Sunday, February 17, 2013

Forward to the Past: Application-Managed Data Not a Distributed DBMS Make

Sima Ilic: This may be a little unusual ask, but I'd be interested to hear you opinion on Google's evolution of distributed databases use/development: from Megastore to Bigtable to Spanner.

I know that there may be only a handful of companies that need (or have resources to use/develop) such things: Google, Amazon, Facebook? Unfortunately, people talk about it like it's the end of relational DBMS (which is plain nonsense) or the next thing that everybody should be looking at or using (the only word that comes to mind is false, but it's not strong enough for marketing/sales people).

Let me tell you what prompted the question.

I came across the article. It describes what Spanner is and even explains the motivation for developing it. There are two aspects that I believe are worth commenting on. One is about the required features of a DBMS and the other is about response time being essential in a distributed DBMS.

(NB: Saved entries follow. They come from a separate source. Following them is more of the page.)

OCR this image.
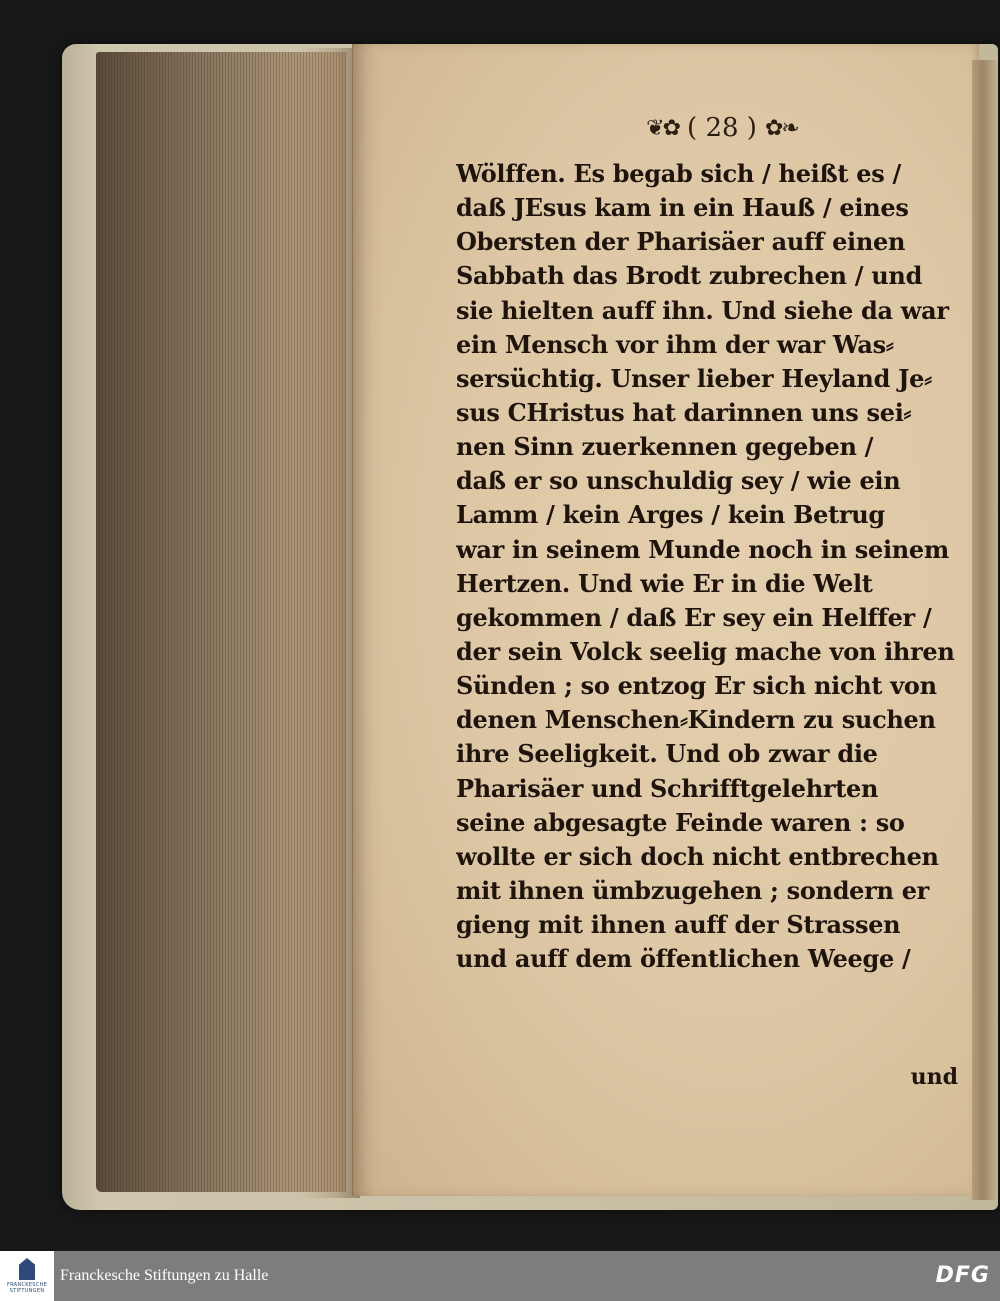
❦✿ ( 28 ) ✿❧
Wölffen. Es begab sich / heißt es /
daß JEsus kam in ein Hauß / eines
Obersten der Pharisäer auff einen
Sabbath das Brodt zubrechen / und
sie hielten auff ihn. Und siehe da war
ein Mensch vor ihm der war Was⸗
sersüchtig. Unser lieber Heyland Je⸗
sus CHristus hat darinnen uns sei⸗
nen Sinn zuerkennen gegeben /
daß er so unschuldig sey / wie ein
Lamm / kein Arges / kein Betrug
war in seinem Munde noch in seinem
Hertzen. Und wie Er in die Welt
gekommen / daß Er sey ein Helffer /
der sein Volck seelig mache von ihren
Sünden ; so entzog Er sich nicht von
denen Menschen⸗Kindern zu suchen
ihre Seeligkeit. Und ob zwar die
Pharisäer und Schrifftgelehrten
seine abgesagte Feinde waren : so
wollte er sich doch nicht entbrechen
mit ihnen ümbzugehen ; sondern er
gieng mit ihnen auff der Strassen
und auff dem öffentlichen Weege /
und
FRANCKESCHE STIFTUNGEN
Franckesche Stiftungen zu Halle	DFG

DBMS Features: I believe that just a few quotes from Google articles illustrate the points I wanted to make. Quote:
Spanner is a scalable, globally-distributed database ... (DBMS, not database) [it] supports general-purpose transactions, and provides a SQL-based query language. Even though many projects happily use Bigtable, we have also consistently received complaints from users that Bigtable can be difficult to use for some kinds of applications: those that have complex, evolving schemas, or those that want strong consistency in the presence of wide-area replication. Many applications at Google have chosen to use Megastore because of its semi-relational data model and support for synchronous replication, despite its relatively poor write throughput.
Spanner started being experimentally evaluated under production workloads in early 2011, as part of a rewrite of Google’s advertising back-end called F1. This back-end was originally based on a MySQL database that was manually sharded many ways.
A search for Bigtable using (as may be expected) Google yielded, quote:
Bigtable is a distributed storage system for managing structured data that is designed to scale to a very large size: petabytes of data across thousands of commodity servers.
A search for Megastore found, quote:
Megastore is a storage system developed to meet the requirements of today's interactive online services. Megastore blends the scalability of a NoSQL datastore with the convenience of a traditional RDBMS in a novel way and provides both strong consistency guarantees and high availability. We provide fully serializable ACID semantics within fine-grained partitions of data.
Time in Distributed DMBS: It seems to me that one of the requirements for Spanner was that it must be possible to reconstruct the chronology of transactions. The time that they're looking at is the commit time. Here are the quotes that justify the undertaking and explain what has been done.
Spanner has two features that are difficult to implement in a distributed database: it provides externally consistent reads and writes and globally-consistent reads across the database at a timestamp. These features are enabled by the fact that Spanner assigns globally-meaningful commit timestamps to transactions, even though transactions may be distributed. The timestamps reflect serialization order. The key enabler of these properties is a new TrueTime API and its implementation. The API directly exposes clock uncertainty and the guarantees on Spanner’s timestamps depend on the bounds that the implementation provides. If the uncertainty is large, Spanner slows down to wait out that uncertainty. Google’s cluster-management software provides an implementation of the TrueTime API. This implementation keeps uncertainty small (generally less than 10ms) by using multiple modern clock references (GPS and atomic clocks).
I'm no expert in distributed DBMS or distributed computing but it seems to me that the assignment of the timestamps to transactions must be serialized to achieve what they set out to achieve. Otherwise the uncertainty of less than 10ms will come back and bite them sooner or later. To quote one quite smart guy, (read Genius), named Dijkstra, who back in 1965 said:
I warn the reader that my consistent refusal to make any assumptions about the speed ratios will at first sight appear as a mean trick to make things more difficult than they already are. I feel, however, fully justified in my refusal. For instance, part of the system may be a manually operated input station, another part of the system might be such, that it can be stopped externally for any period of time, thus reducing its speed temporarily to zero. Secondly, and this is much more important, when we think that we can rely upon certain speed ratios, we shall discover that we have been "pound foolish and penny wise".
By the way, this article, fixed the development of operating systems for good.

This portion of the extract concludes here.